Degussa ESG-Aktienfonds mit Einflussmöglichkeiten für Anleger

Die Degussa Bank lässt einen neuen Aktienfonds mit Fokus auf Nachhaltigkeit auflegen. Der ‚Degussa Bank Nachhaltigkeitsfonds Akzentuiert‘ investiert weltweit in Aktien unter Berücksichtigung ökologischer, sozialer und Governance-Kriterien (ESG).

Das Besondere des Fondskonzeptes: Die Anleger können Einfluss auf die Schwerpunktsetzung innerhalb des Aktienportfolios nehmen.

Einmal im Jahr werden die Investoren im Rahmen einer digitalen Abstimmung nach ihren Präferenzen innerhalb des ESG-Spektrums befragt. Sie können eine Gewichtung von sechs Subkategorien vornehmen, die den drei Nachhaltigkeitsdimensionen Ökologie, Soziales und Governance zugeordnet sind.

Die von den Anlegern vorgenommene Gewichtung dient dem Fondsmanagement als Indikation für die Auswahl der Titel.

Wertzuwachs mit Berücksichtigung der ESG-Kriterien

Ziel des Fonds (ISIN DE000A2QK5P8 + WKN A2QK5P) ist es, einen möglichst hohen Wertzuwachs zu erreichen bei gleichzeitiger Berücksichtigung der ESG-Kriterien. Der Fondsstart war am 6. April 2021 mit einem Volumen von einer Million Euro.

Dieses soll in den ersten zwölf Monaten bis auf 50 Millionen ausgebaut werden.

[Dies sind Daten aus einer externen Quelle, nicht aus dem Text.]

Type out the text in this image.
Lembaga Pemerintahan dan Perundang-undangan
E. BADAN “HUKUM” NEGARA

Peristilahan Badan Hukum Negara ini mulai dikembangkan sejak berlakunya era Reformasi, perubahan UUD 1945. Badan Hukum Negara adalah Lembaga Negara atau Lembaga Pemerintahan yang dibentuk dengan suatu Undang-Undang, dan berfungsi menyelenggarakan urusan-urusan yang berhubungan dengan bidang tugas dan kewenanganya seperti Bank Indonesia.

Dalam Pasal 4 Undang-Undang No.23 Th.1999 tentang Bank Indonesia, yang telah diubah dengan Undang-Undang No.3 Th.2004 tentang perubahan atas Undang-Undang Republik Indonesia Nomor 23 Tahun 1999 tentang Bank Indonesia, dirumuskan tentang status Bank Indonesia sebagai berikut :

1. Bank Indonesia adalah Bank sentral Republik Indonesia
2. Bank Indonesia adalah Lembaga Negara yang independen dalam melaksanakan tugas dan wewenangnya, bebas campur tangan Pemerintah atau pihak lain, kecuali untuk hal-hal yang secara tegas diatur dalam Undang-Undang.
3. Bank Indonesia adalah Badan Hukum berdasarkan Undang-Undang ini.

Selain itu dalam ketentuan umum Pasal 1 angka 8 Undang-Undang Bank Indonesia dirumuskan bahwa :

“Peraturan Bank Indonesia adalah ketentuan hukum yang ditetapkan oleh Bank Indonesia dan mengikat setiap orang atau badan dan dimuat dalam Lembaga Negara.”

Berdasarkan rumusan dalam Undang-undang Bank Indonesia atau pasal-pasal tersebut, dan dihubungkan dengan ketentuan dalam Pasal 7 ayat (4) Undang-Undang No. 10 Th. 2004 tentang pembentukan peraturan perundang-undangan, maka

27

Michael Horf, Vorstandsmitglied der Degussa Bank AG, kommentiert:

Wir bieten Privatanlegern mit dem Degussa Bank Nachhaltigkeitsfonds Akzentuiert die einmalige Möglichkeit, auf die Schwerpunktsetzung des Fondsportfolios kontinuierlich Einfluss zu nehmen. Dieser partizipative Ansatz ist eine absolute Neuheit.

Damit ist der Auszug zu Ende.